In the Enid Blyton series, Moonsamy says, the stories end on a heroic note after the famous five solve a mystery. However, in a contemporary South African context, Moonsamy said crime often isn’t solved so she wanted to explore the lingering trauma and unresolved agony that accompanies unsolved crimes. 

This might make the book seem like it is a mystery of sorts. It even feels like the movie “I Know What You Did Last Summer”. The book isn’t anything like that. Instead, it aims to tell the story of Lenasia. More commonly known as “Lenz”, the area was classified a Indian township during apartheid. While it has evolved since apartheid, many of the racial and cultural dynamics remain. Moonsamy, who grew up in Mosquito Valley in Lenasia, said she wanted to represent the people of Lenasia – in terms of how they live, talk and who they are. She also wanted to reflect on Indian South Africans in terms of how they fit in with contemporary South Africans. 

But it’s not just the title with which Moonsamy plays with readers’ expectations.
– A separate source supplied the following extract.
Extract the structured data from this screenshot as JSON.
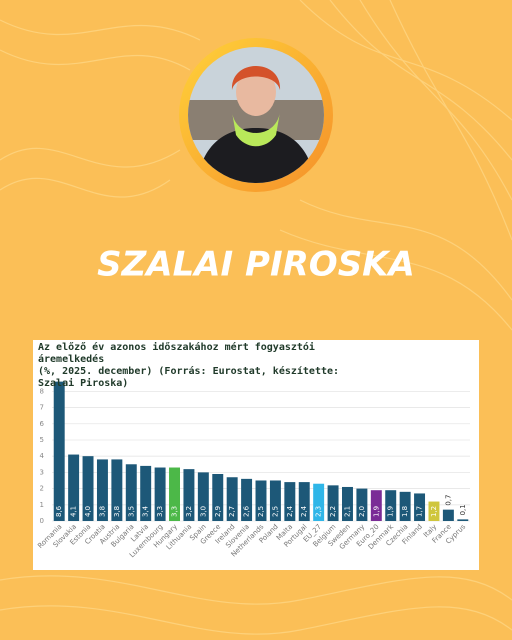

In a “coming out” scene, where you would expect all manner of drama, she sought to do something different. By writing it as a kind of calm and subtle scene, Moonsamy said she wanted to “suck the drama out of the scene”. 
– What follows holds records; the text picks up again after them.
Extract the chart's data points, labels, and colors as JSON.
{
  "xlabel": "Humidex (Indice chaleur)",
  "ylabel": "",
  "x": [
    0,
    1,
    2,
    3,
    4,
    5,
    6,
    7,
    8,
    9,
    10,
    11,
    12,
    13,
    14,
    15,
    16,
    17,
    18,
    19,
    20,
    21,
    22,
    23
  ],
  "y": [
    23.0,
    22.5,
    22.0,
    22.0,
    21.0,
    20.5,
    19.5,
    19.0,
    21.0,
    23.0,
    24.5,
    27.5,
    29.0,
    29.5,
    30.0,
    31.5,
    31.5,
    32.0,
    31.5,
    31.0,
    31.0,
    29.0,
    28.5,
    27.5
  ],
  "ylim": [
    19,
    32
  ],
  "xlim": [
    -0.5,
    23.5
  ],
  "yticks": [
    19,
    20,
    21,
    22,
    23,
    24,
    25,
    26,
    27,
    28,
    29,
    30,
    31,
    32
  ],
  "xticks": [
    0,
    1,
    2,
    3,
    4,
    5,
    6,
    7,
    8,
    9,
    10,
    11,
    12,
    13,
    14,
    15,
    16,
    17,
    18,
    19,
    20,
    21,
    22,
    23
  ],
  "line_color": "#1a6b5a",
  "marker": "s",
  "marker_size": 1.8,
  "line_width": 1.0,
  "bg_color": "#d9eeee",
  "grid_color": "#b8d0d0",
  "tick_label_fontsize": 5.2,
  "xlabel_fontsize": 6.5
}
With the book she aims to question this social mobility and what is being lost in this move in terms of memory. 

South African Indians have always occupied an interesting place in South African history. During apartheid, they were classified as black and subjected to apartheid laws. However, this was to a much lesser degree than black people during the system. In post-apartheid South Africa, Indian South Africans have sometimes been accused of trying to replicate whiteness in how they interact with black South Africans. This has caused many tensions, especially on an economic level.  

Moonsamy teases this out and speaks to many of these tensions in the book. More interestingly though and something which isn’t as commonly known, Moonsamy shines a light on the tensions that exist within the South African Indian community. 

From the outside the South African Indian community could be seen as a homogenous group of people. However, Moonsamy shows that there are in fact many class and linguistic differences that exist. The five main characters all live in Lenasia during apartheid. However, one of the characters, Janine lives in the “poorer” part of town. She is also seen as different because she has darker skin. Later in the novel, another character is made fun of because he has a Durban South African Indian accent. These little things display these differences and serve as a window in the multi-faceted community. 

“I mean, we all think we’re special or breaking with tradition to do things for ourselves, but it’s all just part of a pattern. A system that makes us think that we’re all going it differently,” remarks one of the characters. 

It’s an interesting statement that encapsulates some of what the book means. 

It tells the story of the life of a group of five people that becomes intertwined by the horrible murder. They work their entire lives to carve out a new path for themselves – away from their families, roots and even Lenasia. However, the books end with the five moving back to Lenasia. Their lives are quite different from their parents. They’ve formed a different idea of a family which consists of friends rather than blood relations. But it seems they’ve still replicated some of the pain from their families. 

Above all the book shows the lasting power of the generational trauma and disbelonging and what difficult work it can be to unlearn and undo.